There are dozens of “dog buddy films” in the history of cinema, from the 1957 Disney classic Old Yeller to the putrid Marley & Me (2008). Usually they’re of a predictable genre, i.e., “Benji will catch those bank robbers!” but there have been a few flicks that tweaked the formula. The 1975 cult favorite, A Boy and His Dog, is about Vic (Don Johnson), a teenaged boy and Blood, his telepathic mutt. The pair navigate a post-apocalyptic United States, looking for food and females. Better still, Samuel Fuller’s excellent White Dog (1982) used the genre to question whether racism is hopelessly conditioned or curable through love.
White God takes Fuller’s allegorical stance and asks equally big questions. After Hagen is finally captured by the stormtrooper-like agents of animal control, he winds up in a gulag-like shelter with other “mixed-breed,” outcast breeds.
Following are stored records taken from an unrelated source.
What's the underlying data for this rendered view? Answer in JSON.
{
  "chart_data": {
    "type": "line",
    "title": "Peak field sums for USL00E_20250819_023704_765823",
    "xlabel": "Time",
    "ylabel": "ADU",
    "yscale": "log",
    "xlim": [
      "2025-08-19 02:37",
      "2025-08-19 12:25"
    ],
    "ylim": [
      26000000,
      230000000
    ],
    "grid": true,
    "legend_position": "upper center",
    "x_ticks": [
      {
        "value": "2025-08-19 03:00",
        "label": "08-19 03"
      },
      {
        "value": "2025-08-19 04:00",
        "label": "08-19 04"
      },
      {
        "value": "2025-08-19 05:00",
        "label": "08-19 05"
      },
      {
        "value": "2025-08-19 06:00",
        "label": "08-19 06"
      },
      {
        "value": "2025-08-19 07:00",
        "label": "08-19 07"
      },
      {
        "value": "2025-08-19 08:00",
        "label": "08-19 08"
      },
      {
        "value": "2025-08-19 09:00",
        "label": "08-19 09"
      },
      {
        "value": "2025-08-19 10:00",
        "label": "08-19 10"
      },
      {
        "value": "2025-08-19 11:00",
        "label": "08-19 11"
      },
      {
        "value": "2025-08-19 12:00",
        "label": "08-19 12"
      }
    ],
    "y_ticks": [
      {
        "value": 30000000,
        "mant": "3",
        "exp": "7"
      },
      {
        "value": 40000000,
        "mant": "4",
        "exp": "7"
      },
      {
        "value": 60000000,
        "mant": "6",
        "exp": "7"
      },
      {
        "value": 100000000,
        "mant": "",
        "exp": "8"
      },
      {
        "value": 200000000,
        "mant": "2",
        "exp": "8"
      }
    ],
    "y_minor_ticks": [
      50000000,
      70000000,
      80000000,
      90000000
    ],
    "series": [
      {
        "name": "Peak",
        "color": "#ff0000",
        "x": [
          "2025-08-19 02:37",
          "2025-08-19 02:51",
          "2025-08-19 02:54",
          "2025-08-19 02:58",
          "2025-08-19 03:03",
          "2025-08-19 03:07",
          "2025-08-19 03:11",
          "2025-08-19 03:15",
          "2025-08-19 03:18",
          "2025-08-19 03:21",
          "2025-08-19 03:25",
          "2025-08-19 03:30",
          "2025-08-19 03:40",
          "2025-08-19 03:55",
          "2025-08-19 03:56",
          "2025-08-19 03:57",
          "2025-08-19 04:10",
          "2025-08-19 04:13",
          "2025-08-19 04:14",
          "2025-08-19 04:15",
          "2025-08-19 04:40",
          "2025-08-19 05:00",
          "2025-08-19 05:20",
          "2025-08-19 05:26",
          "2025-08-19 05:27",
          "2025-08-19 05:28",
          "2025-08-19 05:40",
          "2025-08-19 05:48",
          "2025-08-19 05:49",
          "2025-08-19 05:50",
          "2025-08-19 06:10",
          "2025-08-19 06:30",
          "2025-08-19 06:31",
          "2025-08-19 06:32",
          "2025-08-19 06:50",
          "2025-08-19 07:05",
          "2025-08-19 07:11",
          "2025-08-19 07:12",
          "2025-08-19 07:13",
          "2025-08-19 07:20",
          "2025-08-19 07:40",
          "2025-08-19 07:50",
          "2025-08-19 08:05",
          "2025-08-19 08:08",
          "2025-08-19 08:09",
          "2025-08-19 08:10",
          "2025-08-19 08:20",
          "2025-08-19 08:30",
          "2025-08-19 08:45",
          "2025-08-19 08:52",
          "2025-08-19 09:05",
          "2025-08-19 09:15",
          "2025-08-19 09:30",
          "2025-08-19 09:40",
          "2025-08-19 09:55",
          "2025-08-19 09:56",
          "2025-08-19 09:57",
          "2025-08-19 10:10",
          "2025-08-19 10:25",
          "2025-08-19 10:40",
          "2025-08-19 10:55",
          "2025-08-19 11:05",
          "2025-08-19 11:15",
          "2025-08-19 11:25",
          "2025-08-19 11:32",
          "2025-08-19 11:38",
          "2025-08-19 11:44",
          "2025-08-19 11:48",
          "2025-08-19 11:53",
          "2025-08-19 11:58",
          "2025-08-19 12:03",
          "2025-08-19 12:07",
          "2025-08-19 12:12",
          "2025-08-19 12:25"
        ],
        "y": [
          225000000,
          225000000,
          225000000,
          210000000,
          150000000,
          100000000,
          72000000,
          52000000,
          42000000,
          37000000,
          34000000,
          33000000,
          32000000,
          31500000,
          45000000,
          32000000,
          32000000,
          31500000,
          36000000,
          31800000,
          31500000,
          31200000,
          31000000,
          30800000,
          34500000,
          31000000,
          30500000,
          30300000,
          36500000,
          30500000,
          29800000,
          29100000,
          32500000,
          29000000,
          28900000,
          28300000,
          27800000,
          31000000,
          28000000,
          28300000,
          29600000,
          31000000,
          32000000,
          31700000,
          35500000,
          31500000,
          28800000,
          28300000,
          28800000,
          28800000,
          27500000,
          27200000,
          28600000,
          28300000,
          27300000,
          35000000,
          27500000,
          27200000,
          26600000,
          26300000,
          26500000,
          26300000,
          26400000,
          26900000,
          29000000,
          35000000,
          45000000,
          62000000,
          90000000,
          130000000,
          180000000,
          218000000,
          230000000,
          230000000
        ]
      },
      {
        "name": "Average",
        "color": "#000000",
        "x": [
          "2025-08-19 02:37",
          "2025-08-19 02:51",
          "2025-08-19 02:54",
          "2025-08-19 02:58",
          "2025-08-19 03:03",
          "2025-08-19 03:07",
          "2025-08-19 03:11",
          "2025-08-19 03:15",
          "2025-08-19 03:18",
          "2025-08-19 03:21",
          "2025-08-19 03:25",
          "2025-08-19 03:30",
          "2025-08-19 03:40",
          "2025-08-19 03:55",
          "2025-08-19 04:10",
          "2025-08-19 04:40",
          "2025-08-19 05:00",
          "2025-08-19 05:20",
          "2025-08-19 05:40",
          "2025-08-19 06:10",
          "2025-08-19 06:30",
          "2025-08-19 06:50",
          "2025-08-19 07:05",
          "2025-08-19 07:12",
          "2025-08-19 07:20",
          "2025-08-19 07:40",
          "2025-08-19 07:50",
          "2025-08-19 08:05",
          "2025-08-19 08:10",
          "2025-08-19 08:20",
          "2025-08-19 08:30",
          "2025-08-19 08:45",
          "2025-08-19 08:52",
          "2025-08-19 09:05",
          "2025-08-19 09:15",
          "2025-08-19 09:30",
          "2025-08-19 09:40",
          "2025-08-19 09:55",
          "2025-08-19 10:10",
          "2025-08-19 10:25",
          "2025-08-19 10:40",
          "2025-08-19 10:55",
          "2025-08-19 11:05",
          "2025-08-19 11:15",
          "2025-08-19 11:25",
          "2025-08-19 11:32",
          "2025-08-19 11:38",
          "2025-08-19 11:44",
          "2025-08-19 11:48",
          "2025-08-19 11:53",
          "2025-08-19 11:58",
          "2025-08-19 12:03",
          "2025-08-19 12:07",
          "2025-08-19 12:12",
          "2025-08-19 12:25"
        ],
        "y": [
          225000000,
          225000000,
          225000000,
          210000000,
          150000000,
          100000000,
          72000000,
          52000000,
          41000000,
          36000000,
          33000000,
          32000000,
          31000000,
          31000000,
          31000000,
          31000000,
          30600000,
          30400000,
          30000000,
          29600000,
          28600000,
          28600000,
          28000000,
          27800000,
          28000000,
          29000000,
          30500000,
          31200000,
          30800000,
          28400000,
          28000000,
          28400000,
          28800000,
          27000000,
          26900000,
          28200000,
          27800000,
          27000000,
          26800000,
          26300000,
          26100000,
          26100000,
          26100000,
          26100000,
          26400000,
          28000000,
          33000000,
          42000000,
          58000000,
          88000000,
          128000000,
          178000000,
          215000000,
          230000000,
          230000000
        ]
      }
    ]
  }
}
A revolt ensues and some of the film’s more powerful scenes feature dozens of dogs racing through the city, exacting their revenge on the very beings that had first shunned and then imprisoned them. Mundruczó is never heavy-handed with this canine day of reckoning, but he still questions how we treat those we have shunned and makes us wonder if there will be an inevitable atonement for that prejudice.
Mundruczó certainly knows that many who watch his film will have great affection for dogs, so it’s a good thing he never panders to those emotions, since the animals’ affability quickly fades when their own agenda is revealed. As a caveat, there are a few brutal scenes of humans brutally mistreating the animals — difficult to watch.
Coming-of-age tale, adventure film, rumination on human-animal relations … White God attempts to cover a lot of ground in two hours. And it succeeds, showing that new filmmakers can breathe new life into old ideas, while also making a strong case for leash laws.